Именно настоящесть, живость его законченных работ, которые держу сейчас перед собой, поражает больше всего… и я не знаю, что сказать. Рисунок как будто дышит, дрожит, рвётся с листа, и эта энергетика, которой напитана каждая деталь, просто сбивает с ног. Я бы точно сползла на пол от переполняющих эмоций, если бы уже не сидела рядом с ним на диване.
— Эй? — Ромка шутливо толкает меня в бок. — Ты чего, Женьк? Зависла? Я ж говорю, импрессионизм — это чисто для тебя. Прямо поднакрыло, да?
— Ага, — согласно киваю я, пытаясь противостоять силе захвата рисунков, утянувших меня в себя. Вот, например, графика — я безошибочно узнаю один из уголков центра, кафешку у большого старинного фонтана. Вроде бы ничего необычного, я много раз сидела там — не в самом ресторанчике, недоступном для студентов, а рядом, на лавочке, в не менее живописном и красивом месте. Но вся эта картина настолько выпуклая, динамичная, что, кажется, я снова слышу шум воды, разбивающейся о медные бортики фонтана, шелестение листьев каштанов, обступивших этот пятачок, гул людских голосов, обрывки музыки, звяканье столовых приборов… Я даже слышу запахи — отчётливо и по-настоящему. Я проваливаюсь в этот рисованный черно-белый мир, как в ожившую анимацию, и понимаю, что это совсем другая реальность, пусть и похожая на нашу. Реальность созданная рукой Творца, который… сидит рядом со мной на диване и беспечно грызёт кончик карандаша, стыренный у самого себя из пенала рабочих принадлежностей.

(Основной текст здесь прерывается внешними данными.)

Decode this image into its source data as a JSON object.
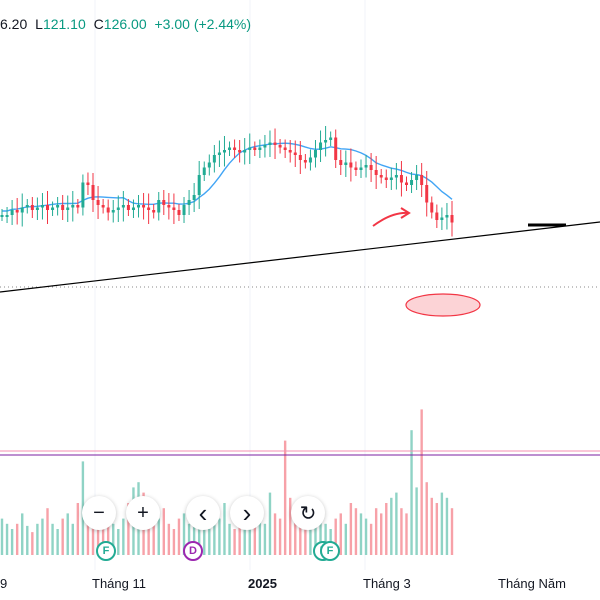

Чувство, сравнимое с тем, что я испытываю, наверное, испытывали герои греческих мифов, сразу не признавшие в юноше-скитальце или молодом пастухе с дудочкой могущественного бога, который, отбросив беспечность и игру ради веселья, вдруг являл им свою силу — пугающую и восхитительную одновременно.
Кажется, теперь я понимаю весь этот скандал с перепрофилированием, и почему преподы не отпускали Ромку с кафедры рисунка и живописи на кафедру скульптуры.
— Ром, — наконец, справившись с эмоциями, отдаю ему рисунок карандашом и акварель — простую, вроде бы, сирень в прозрачной вазе на весенней веранде. Но только что благодаря ей я побывала в самом настоящем мае, пережила несколько секунд весны, и то самое наваждение — удивительная сенсорность его образов, вплоть до окутывающего аромата и ощущения соцветий на пальцах, все ещё не отпускает меня. — А ты больше так не рисуешь?
— Не-а, — он смотрит на меня как ни в чем ни бывало, и мне хочется его стукнуть за такую беспечность. Пока я тут переживаю катарсис от силы искусства, он просто сидит и наблюдает за мной, хорошо, хоть на грудь не пялится… хотя в последнем я, конечно, не уверена.